I've been letting my perspective issues hold me back from blogging because I thought maybe I could get my head screwed on straight, but I see now that it's going to be a process that just doesn't happen overnight. Meanwhile, life and motherhood and homeschooling continue on. I mean, that IS life isn't it? We're always rolling with the punches or at least taking them and having to get back up and press onward.

So, I'm going to rant a little and try to get past this sort of awkward little bump in my reality. Okay? Good. This is how we're going to do it. The happy, idealistic, fairy-tale believer in me is going to make one fluffy statement, and then the melancholic, realistic, beaten-down part of me is going to make a counter statement. Got it? Great. Let's begin.

Europe is amazing!
Europe sucks!

How great that we have the chance to have real immersion in a foreign language.
OMG, I can't understand anything anyone says to me.

There are so many new and exciting foods to try.
Ugh, who would want to eat horses and cheese that smells like someone's old, decaying butt?

Public transportation is so accessible here.
Why does it have to take all day to get anywhere!

It's so beautiful.
Well, well... yeah, so what?!

So it's beautiful. I'm trying to concentrate on that, rather than the fact that my kids seem to be having major adjustment issues and we have no homeschooling community. I'm trying to focus on the lovely wood-grain on the staircase as I lug my groceries up several flights of stairs. I'm trying to really appreciate the ornate architecture and detailed sculptures while all hell breaks loose with my kids because things aren't just mildly different, they are over the top. And most days are just plain trials.

We have moved around a lot. And it's always hard at first. There is always this period of missing friends or old neighborhoods, favorite restaurants or stores or products. There is always this period of feeling lost or lonely or displaced... this surrealness when we wake up and don't know where we are because things are just new and not yet firmly planted in our subconsciousness. But this moving here... it's all that times a thousand.

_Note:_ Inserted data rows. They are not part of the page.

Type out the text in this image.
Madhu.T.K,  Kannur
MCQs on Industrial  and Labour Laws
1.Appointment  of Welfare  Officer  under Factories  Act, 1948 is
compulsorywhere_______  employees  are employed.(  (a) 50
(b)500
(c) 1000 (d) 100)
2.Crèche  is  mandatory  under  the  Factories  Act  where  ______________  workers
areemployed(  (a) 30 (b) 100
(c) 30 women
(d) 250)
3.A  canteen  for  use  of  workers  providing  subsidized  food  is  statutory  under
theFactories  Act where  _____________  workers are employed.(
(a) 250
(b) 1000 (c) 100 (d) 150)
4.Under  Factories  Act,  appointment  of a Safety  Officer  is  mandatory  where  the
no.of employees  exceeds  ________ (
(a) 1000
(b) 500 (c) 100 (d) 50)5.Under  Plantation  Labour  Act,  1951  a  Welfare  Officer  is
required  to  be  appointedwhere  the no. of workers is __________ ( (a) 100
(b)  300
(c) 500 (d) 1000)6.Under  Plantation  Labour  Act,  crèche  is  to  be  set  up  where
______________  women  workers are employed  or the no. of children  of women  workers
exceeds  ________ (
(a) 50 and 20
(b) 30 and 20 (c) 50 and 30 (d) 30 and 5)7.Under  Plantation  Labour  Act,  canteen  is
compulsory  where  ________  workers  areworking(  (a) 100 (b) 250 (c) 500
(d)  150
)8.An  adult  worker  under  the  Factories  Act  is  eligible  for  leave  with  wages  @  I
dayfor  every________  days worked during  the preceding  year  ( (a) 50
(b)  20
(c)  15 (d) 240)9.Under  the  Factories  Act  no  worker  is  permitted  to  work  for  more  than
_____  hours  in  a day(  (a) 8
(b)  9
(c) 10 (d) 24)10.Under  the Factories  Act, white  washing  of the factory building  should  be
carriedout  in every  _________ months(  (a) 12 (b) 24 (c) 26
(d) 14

It's not just that people speak a different language here. I mean, they do, sure, and I had no idea exactly how different Swiss German was from high German, but now I know. Worlds different. So there's that. But the food is different. The laws are different. We can't just run our dishwasher when we get around to it, I have to plan because there are noise ordinances. Same for laundry. Same for grocery shopping. It takes all day to buy groceries-- well, for us it does. And I have to remember that certain stores close for lunch, don't stay open late, and hardly anything is open on Sunday. And since we have food allergies and diet restrictions, I have to stop and try to decipher the ingredients on everything we buy. And to remember, always remember, that I can only buy as much as I can carry and still manage to keep three kids from getting sucked under the trams, trains or smashed by passing motorists.

Which is not a pretty thought, obviously. There are so many things I could just be down about if I chose to let myself, like how difficult it is to figure out new medicines, health care systems, banking systems, transportation systems... the lack of recognizable vitamin supplements, the high costs of gosh, just about everything... so much stuff I could drown in it if I wasn't careful.

So I'm working on it. It's indisputably amazingly beautiful here, but perspective is a tricky thing.